Dennoch sind die Behörden entschlossen, die letzten Überreste ihrer Null-Covid-Politik abzubauen.
In einem großen Schritt zur Lockerung der Grenzbeschränkungen, der am Dienstag von den asiatischen Aktienmärkten bejubelt wurde, wird China ab dem 8. Januar von Einreisenden verlangen, sich in Quarantäne zu begeben Nationale Gesundheitskommission sagte am späten Montag.
„Es fühlt sich endlich an, als hätte China die Wende geschafft“, sagte der Vorsitzende von AmCham China, Colm Rafferty, über die geplante Aufhebung der Quarantänebeschränkungen.
Daten der Reiseplattform Ctrip zeigten, dass die Suche nach beliebten grenzüberschreitenden Reisezielen innerhalb einer halben Stunde nach den Nachrichten um das Zehnfache gestiegen war. Macau, Hongkong, Japan, Thailand und Südkorea waren laut Ctrip am gefragtesten.
Daten von einer anderen Plattform, Qunar, zeigten, dass die Suche nach internationalen Flügen innerhalb von 15 Minuten nach den Nachrichten um das Siebenfache anstieg, wobei Thailand, Japan und Südkorea ganz oben auf der Liste standen.
Chinas Management von Covid wird ebenfalls ab dem 8. Januar von der derzeitigen obersten Kategorie A auf die weniger strenge Kategorie B herabgestuft, sagte die Gesundheitsbehörde, da es weniger virulent geworden ist.
Die Änderung bedeutet, dass die Behörden nicht mehr gezwungen sind, Patienten und ihre engen Kontakte unter Quarantäne zu stellen und Regionen zu sperren.
Doch bei aller Aufregung über eine allmähliche Rückkehr zu einer Lebensweise vor Covid-19 stieg der Druck auf Chinas Gesundheitssystem, wobei Ärzte sagten, viele Krankenhäuser seien überfordert, während Mitarbeiter von Bestattungsinstituten einen Anstieg der Nachfrage nach ihren Dienstleistungen melden.
Krankenschwestern und Ärzte wurden gebeten zu arbeiten, während kranke und pensionierte medizinische Mitarbeiter in ländlichen Gemeinden wieder eingestellt wurden, um zu helfen, berichteten staatliche Medien.
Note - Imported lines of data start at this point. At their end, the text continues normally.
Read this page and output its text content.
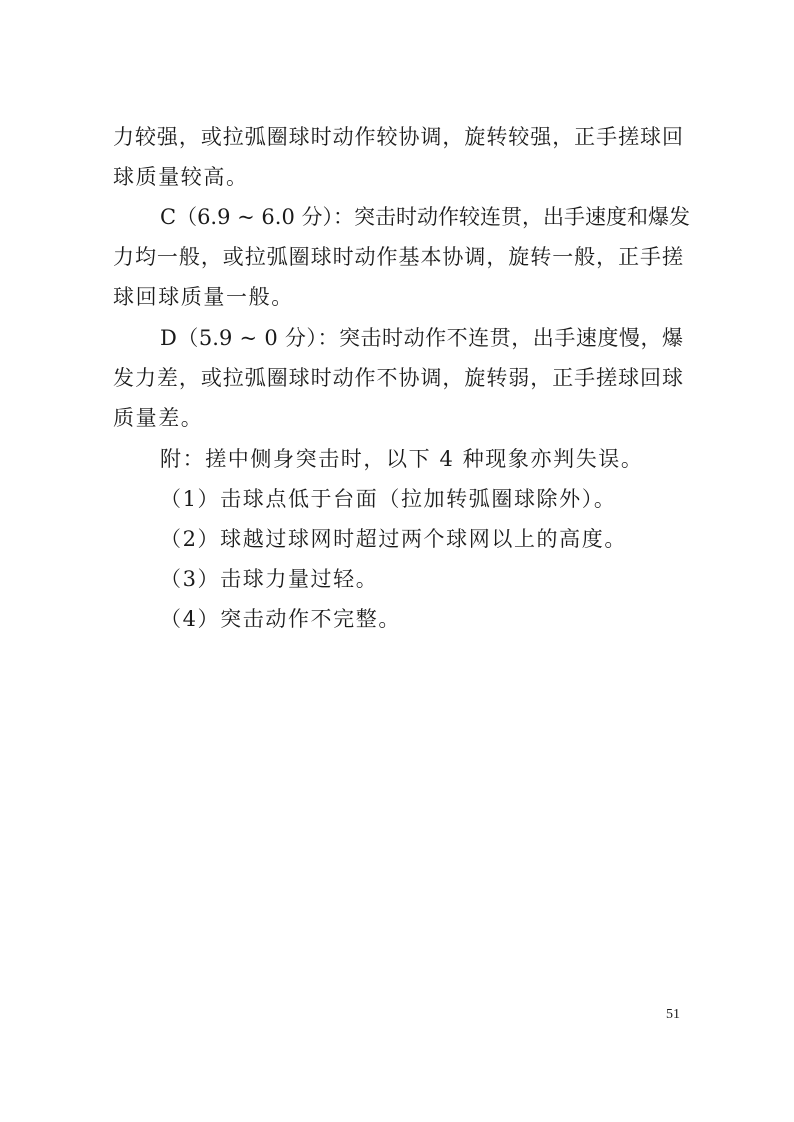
力较强，或拉弧圈球时动作较协调，旋转较强，正手搓球回
球质量较高。
C（6.9 ~ 6.0 分）：突击时动作较连贯，出手速度和爆发
力均一般，或拉弧圈球时动作基本协调，旋转一般，正手搓
球回球质量一般。
D（5.9 ~ 0 分）：突击时动作不连贯，出手速度慢，爆
发力差，或拉弧圈球时动作不协调，旋转弱，正手搓球回球
质量差。
附：搓中侧身突击时，以下 4 种现象亦判失误。
（1）击球点低于台面（拉加转弧圈球除外）。
（2）球越过球网时超过两个球网以上的高度。
（3）击球力量过轻。
（4）突击动作不完整。
51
Einige Städte haben Schwierigkeiten, die Versorgung mit Anti-Fieber-Medikamenten sicherzustellen.
„Schauen Sie sich nur die Bestattungsinstitute in verschiedenen Städten an. Ich habe gehört, dass wir hier drei bis fünf Tage für die Einäscherung anstehen müssen“, beschwerte sich eine Person in der östlichen Provinz Shandong in den sozialen Medien.
KURZFRISTIGE SCHMERZEN
Während die zweitgrößte Volkswirtschaft der Welt im Laufe des nächsten Jahres voraussichtlich eine deutliche Erholung erleben wird, steht ihr in den kommenden Wochen und Monaten eine harte Fahrt bevor, sobald die anfängliche Schockwelle von Infektionen abgeklungen ist, da die Arbeitnehmer zunehmend krank werden.
Viele Geschäfte in Shanghai, Peking und anderswo mussten in den letzten Tagen schließen, da die Mitarbeiter nicht zur Arbeit kommen konnten, während einige Fabriken bereits viele ihrer Arbeiter für die Neujahrsferien Ende Januar beurlaubt haben.
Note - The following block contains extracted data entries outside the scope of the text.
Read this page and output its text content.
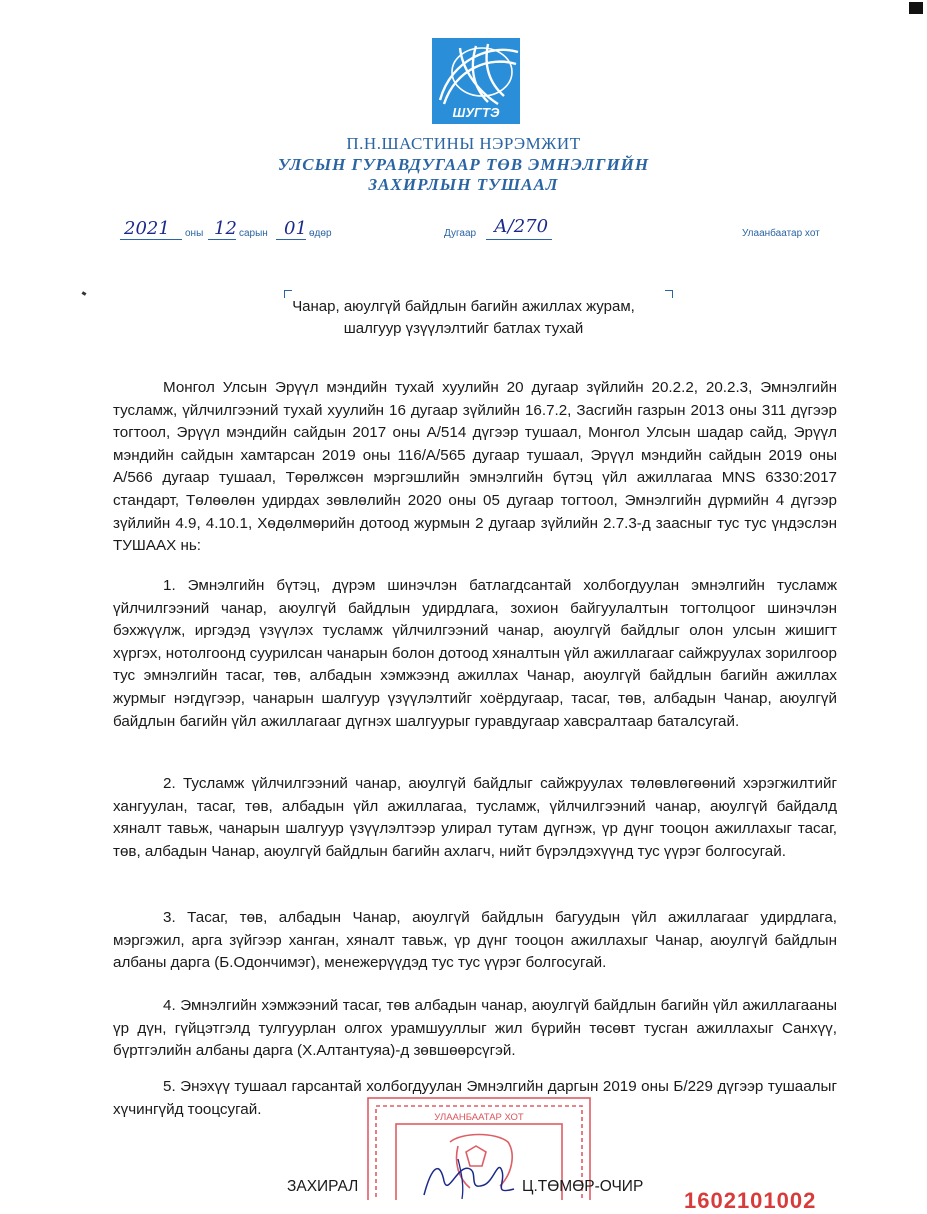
ШУГТЭ
П.Н.ШАСТИНЫ НЭРЭМЖИТ
УЛСЫН ГУРАВДУГААР ТӨВ ЭМНЭЛГИЙН
ЗАХИРЛЫН ТУШААЛ
2021 оны 12 сарын 01 өдөр	Дугаар А/270	Улаанбаатар хот
Чанар, аюулгүй байдлын багийн ажиллах журам,
шалгуур үзүүлэлтийг батлах тухай

Монгол Улсын Эрүүл мэндийн тухай хуулийн 20 дугаар зүйлийн 20.2.2, 20.2.3, Эмнэлгийн тусламж, үйлчилгээний тухай хуулийн 16 дугаар зүйлийн 16.7.2, Засгийн газрын 2013 оны 311 дүгээр тогтоол, Эрүүл мэндийн сайдын 2017 оны А/514 дүгээр тушаал, Монгол Улсын шадар сайд, Эрүүл мэндийн сайдын хамтарсан 2019 оны 116/А/565 дугаар тушаал, Эрүүл мэндийн сайдын 2019 оны А/566 дугаар тушаал, Төрөлжсөн мэргэшлийн эмнэлгийн бүтэц үйл ажиллагаа MNS 6330:2017 стандарт, Төлөөлөн удирдах зөвлөлийн 2020 оны 05 дугаар тогтоол, Эмнэлгийн дүрмийн 4 дүгээр зүйлийн 4.9, 4.10.1, Хөдөлмөрийн дотоод журмын 2 дугаар зүйлийн 2.7.3-д заасныг тус тус үндэслэн ТУШААХ нь:

1. Эмнэлгийн бүтэц, дүрэм шинэчлэн батлагдсантай холбогдуулан эмнэлгийн тусламж үйлчилгээний чанар, аюулгүй байдлын удирдлага, зохион байгуулалтын тогтолцоог шинэчлэн бэхжүүлж, иргэдэд үзүүлэх тусламж үйлчилгээний чанар, аюулгүй байдлыг олон улсын жишигт хүргэх, нотолгоонд суурилсан чанарын болон дотоод хяналтын үйл ажиллагааг сайжруулах зорилгоор тус эмнэлгийн тасаг, төв, албадын хэмжээнд ажиллах Чанар, аюулгүй байдлын багийн ажиллах журмыг нэгдүгээр, чанарын шалгуур үзүүлэлтийг хоёрдугаар, тасаг, төв, албадын Чанар, аюулгүй байдлын багийн үйл ажиллагааг дүгнэх шалгуурыг гуравдугаар хавсралтаар баталсугай.

2. Тусламж үйлчилгээний чанар, аюулгүй байдлыг сайжруулах төлөвлөгөөний хэрэгжилтийг хангуулан, тасаг, төв, албадын үйл ажиллагаа, тусламж, үйлчилгээний чанар, аюулгүй байдалд хяналт тавьж, чанарын шалгуур үзүүлэлтээр улирал тутам дүгнэж, үр дүнг тооцон ажиллахыг тасаг, төв, албадын Чанар, аюулгүй байдлын багийн ахлагч, нийт бүрэлдэхүүнд тус үүрэг болгосугай.

3. Тасаг, төв, албадын Чанар, аюулгүй байдлын багуудын үйл ажиллагааг удирдлага, мэргэжил, арга зүйгээр ханган, хяналт тавьж, үр дүнг тооцон ажиллахыг Чанар, аюулгүй байдлын албаны дарга (Б.Одончимэг), менежерүүдэд тус тус үүрэг болгосугай.

4. Эмнэлгийн хэмжээний тасаг, төв албадын чанар, аюулгүй байдлын багийн үйл ажиллагааны үр дүн, гүйцэтгэлд тулгуурлан олгох урамшууллыг жил бүрийн төсөвт тусган ажиллахыг Санхүү, бүртгэлийн албаны дарга (Х.Алтантуяа)-д зөвшөөрсүгэй.

УЛААНБААТАР ХОТ

5. Энэхүү тушаал гарсантай холбогдуулан Эмнэлгийн даргын 2019 оны Б/229 дүгээр тушаалыг хүчингүйд тооцсугай.

ЗАХИРАЛ	Ц.ТӨМӨР-ОЧИР
1602101002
„Die Besorgnis über eine vorübergehende Verzerrung der Lieferkette bleibt bestehen, da die Arbeitskräfte von Infektionen betroffen sind“, sagten Analysten von JPMorgan in einer Notiz und fügten hinzu, dass ihre Verfolgung des U-Bahn-Verkehrs in 29 chinesischen Städten zeigte, dass viele Menschen ihre Bewegungen einschränkten, als sich das Virus ausbreitete .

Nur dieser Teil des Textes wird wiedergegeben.